Zooming into the Hindu Kush slab break-off: A rare glimpse on the terminal stage of subduction

- Subduction of continental crust beneath Hindu Kush to ∼180 km depth.
- Highest seismic strain rates and largest earthquakes deeper than 180 km.
- Break-off develops along-strike of seismic zone at base of subducted continental crust.
- Intermediate-depth seismicity in the upper part (60-180 km) in crustal rocks.
- Seismicity in the deeper part (180-265 km) due to deformation in mantle lithosphere.

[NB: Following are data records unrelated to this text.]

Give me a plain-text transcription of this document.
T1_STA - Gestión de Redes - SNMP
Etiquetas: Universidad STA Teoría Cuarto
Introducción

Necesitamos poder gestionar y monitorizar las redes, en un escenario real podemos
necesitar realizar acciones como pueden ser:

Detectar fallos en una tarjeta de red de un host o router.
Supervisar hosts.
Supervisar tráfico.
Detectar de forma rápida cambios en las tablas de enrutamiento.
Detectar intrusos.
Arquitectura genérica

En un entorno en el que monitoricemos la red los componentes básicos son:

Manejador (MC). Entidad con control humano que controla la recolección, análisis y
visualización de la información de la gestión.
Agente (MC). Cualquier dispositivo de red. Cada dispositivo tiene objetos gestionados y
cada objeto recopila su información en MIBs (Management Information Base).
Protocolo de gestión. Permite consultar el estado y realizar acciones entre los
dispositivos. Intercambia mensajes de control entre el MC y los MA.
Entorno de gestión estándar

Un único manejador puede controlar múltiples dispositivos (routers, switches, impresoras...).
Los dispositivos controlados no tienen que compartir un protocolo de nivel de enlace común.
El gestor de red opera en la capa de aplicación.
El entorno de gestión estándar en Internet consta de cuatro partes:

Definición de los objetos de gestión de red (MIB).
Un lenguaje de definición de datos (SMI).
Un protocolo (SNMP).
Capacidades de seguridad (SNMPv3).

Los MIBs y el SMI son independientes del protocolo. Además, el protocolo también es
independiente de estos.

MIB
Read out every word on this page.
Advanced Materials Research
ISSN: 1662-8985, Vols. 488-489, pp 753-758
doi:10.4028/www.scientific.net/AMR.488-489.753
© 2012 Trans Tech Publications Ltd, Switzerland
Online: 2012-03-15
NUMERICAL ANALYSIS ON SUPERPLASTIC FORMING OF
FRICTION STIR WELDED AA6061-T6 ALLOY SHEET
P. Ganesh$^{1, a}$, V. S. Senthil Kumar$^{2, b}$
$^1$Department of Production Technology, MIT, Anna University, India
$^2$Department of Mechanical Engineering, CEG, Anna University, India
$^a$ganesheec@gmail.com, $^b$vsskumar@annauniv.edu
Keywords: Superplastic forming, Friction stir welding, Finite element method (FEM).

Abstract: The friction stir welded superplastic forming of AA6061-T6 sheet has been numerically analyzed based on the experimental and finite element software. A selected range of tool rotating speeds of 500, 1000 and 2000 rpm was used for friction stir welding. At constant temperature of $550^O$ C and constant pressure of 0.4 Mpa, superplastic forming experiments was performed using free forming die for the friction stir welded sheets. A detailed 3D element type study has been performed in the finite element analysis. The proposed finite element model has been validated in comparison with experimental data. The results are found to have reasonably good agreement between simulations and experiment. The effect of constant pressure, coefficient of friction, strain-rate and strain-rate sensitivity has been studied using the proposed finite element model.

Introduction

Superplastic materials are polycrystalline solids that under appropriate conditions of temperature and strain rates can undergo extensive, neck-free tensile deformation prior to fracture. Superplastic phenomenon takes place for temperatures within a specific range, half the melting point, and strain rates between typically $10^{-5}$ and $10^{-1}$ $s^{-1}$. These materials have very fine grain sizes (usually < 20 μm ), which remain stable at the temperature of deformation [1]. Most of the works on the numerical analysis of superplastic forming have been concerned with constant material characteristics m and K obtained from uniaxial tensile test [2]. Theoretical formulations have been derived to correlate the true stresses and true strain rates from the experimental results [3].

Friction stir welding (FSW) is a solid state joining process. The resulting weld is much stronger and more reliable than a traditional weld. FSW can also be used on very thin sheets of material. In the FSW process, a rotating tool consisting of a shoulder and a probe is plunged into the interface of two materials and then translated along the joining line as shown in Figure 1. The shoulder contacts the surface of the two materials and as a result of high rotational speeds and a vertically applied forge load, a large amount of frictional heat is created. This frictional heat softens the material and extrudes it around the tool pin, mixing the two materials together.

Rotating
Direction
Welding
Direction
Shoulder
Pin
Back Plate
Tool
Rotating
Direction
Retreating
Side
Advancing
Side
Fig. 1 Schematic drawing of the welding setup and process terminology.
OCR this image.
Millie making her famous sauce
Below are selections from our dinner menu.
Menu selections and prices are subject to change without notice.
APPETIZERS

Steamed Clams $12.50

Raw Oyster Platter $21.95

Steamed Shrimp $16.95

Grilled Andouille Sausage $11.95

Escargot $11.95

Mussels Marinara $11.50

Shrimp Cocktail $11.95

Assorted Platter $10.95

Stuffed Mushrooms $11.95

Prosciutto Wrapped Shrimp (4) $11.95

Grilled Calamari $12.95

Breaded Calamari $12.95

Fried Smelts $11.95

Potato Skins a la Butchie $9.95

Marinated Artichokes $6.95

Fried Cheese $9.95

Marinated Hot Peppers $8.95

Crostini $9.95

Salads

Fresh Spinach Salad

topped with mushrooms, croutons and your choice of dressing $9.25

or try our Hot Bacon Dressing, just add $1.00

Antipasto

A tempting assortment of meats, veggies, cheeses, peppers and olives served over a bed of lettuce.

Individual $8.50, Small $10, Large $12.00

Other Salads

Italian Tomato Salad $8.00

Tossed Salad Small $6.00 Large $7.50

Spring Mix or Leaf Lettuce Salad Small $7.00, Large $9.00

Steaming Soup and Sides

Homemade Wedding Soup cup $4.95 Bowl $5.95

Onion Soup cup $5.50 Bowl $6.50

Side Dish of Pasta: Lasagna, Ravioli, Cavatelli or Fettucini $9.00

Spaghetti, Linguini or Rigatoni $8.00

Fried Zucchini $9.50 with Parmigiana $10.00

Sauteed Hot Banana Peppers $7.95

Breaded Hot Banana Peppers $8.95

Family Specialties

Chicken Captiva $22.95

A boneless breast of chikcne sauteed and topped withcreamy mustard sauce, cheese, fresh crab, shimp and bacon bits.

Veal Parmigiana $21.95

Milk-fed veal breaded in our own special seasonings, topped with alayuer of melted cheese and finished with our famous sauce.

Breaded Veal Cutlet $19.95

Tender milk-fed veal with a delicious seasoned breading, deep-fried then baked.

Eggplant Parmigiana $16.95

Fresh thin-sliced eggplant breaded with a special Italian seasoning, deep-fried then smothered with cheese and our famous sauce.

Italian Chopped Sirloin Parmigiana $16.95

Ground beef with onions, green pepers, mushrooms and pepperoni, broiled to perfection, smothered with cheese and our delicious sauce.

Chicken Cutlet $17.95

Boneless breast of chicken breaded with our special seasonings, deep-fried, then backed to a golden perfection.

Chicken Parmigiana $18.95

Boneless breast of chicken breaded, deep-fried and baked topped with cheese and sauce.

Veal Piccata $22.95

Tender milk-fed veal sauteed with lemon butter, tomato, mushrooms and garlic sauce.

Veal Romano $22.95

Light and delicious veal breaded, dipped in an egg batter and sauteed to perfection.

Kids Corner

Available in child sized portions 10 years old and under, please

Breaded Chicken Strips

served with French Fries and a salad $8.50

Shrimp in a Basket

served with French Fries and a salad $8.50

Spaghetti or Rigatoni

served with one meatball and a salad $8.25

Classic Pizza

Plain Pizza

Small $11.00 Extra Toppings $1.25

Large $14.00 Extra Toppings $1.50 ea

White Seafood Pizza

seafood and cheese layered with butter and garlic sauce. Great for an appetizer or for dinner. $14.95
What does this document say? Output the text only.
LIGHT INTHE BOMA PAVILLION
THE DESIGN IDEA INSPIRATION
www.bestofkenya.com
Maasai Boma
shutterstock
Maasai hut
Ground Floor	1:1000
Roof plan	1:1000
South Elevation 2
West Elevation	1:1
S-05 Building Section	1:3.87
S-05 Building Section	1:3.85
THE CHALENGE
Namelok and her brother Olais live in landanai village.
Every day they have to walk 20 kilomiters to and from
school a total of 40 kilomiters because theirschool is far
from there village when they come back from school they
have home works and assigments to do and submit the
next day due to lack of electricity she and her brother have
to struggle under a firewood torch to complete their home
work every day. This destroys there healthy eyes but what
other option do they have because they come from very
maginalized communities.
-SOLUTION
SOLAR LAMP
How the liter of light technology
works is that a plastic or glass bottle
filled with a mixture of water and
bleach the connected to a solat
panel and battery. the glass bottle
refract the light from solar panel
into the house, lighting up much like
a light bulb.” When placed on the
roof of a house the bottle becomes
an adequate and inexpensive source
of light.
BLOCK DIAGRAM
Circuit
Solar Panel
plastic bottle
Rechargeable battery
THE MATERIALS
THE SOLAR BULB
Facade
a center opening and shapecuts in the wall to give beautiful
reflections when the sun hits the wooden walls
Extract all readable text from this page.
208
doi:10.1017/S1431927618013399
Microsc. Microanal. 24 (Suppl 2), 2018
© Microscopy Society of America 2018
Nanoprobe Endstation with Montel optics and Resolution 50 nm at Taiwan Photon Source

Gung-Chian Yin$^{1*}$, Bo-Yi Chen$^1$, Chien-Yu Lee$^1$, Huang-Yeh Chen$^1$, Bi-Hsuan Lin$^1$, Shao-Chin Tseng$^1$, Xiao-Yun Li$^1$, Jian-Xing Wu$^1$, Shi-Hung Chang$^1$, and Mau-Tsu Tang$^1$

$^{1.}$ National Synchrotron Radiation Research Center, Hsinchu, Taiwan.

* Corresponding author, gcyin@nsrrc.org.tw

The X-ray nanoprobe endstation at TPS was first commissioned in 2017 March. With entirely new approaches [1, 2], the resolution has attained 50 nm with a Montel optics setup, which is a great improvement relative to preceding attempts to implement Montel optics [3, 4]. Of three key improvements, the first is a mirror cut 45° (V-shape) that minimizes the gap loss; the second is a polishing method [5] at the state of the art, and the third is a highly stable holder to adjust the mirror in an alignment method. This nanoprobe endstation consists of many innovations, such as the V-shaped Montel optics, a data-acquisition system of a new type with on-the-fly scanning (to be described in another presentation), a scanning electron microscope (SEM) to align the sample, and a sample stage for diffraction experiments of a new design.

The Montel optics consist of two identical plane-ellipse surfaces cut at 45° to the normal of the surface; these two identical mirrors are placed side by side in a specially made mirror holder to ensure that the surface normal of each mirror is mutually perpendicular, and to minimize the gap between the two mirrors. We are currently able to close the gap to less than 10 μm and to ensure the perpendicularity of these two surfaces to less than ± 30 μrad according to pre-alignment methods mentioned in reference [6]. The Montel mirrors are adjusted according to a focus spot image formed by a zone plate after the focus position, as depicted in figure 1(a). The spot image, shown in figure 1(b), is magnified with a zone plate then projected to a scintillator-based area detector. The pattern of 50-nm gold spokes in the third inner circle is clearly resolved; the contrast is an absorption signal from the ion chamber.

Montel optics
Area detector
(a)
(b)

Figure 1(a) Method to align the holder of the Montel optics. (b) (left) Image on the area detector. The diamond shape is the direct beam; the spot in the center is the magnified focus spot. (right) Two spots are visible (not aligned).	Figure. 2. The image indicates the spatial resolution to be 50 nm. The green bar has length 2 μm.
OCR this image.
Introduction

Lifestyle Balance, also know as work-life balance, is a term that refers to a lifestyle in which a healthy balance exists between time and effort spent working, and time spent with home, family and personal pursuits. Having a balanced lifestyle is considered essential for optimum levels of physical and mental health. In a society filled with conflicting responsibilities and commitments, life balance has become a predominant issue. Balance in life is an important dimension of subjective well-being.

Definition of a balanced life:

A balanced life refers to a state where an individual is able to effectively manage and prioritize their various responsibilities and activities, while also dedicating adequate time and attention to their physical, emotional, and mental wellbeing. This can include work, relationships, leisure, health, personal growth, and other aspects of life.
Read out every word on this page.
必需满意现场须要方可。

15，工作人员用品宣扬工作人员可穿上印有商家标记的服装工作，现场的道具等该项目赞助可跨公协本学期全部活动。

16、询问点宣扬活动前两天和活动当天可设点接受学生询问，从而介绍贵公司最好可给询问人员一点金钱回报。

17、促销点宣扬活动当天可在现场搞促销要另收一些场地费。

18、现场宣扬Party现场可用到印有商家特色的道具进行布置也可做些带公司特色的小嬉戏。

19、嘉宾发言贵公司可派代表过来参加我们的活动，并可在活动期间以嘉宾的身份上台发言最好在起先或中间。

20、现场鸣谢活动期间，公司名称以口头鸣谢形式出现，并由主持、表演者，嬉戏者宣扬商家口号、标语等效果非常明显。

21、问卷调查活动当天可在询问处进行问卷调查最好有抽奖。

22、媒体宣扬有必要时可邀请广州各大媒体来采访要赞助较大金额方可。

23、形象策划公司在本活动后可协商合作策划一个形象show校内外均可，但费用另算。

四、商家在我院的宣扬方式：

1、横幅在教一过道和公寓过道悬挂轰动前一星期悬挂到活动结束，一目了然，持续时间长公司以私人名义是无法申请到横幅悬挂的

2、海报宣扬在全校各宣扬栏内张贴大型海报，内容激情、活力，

The terminal stage of subduction sets in when the continental margin arrives at the trench and the opposite forces of the sinking slab and buoyant continent extend and ultimately sever the subducted lithosphere. This process, although common in geological history, is short-lived, and therefore rarely observed. The deep seismicity under the Hindu Kush (Central Asia), including the 2015 Mw7.5 event, is a rare case that testifies to this process. Here, we use new seismological data to create a high resolution picture of slab break-off and infer its dynamics. High precision earthquake locations and tomographic images show subduction of continental crust down to ∼180 km. A large dataset of source mechanisms indicates sub-vertical extension in the entire slab but a strain rate analysis showed that the deeper seismogenic portion of the slab, below the subducted crust, extends at higher rates (∼40 km/Ma). Most Mw>7 earthquakes between 1983-2015, relocated relative to our new well-constrained earthquake catalog, cluster in a small volume below 180 km, and indicate shearing on an overturned interface. A slip model for the latest 2015 Mw7.5 event suggests that it ruptured into a seismic gap on this interface. From this configuration we conclude that a horizontal slab tear develops along-strike of the Hindu Kush seismic zone at the base of the subducted continental crust. Below the subducted crust, the deepest and also largest earthquakes (180-265 km) are likely associated with deformation in the mantle lithosphere. From the seismicity distribution and the rupture mechanisms we further deduce that the dominant deformation mechanism in this deeper portion of the slab changes along-strike from simple to pure shear. The fastest detachment rates and largest earthquakes occur during the simple shear dominated stage. Earthquakes in the upper part (60-180 km), above the rapidly extending slab, might be triggered by processes related to the subduction of crustal rocks.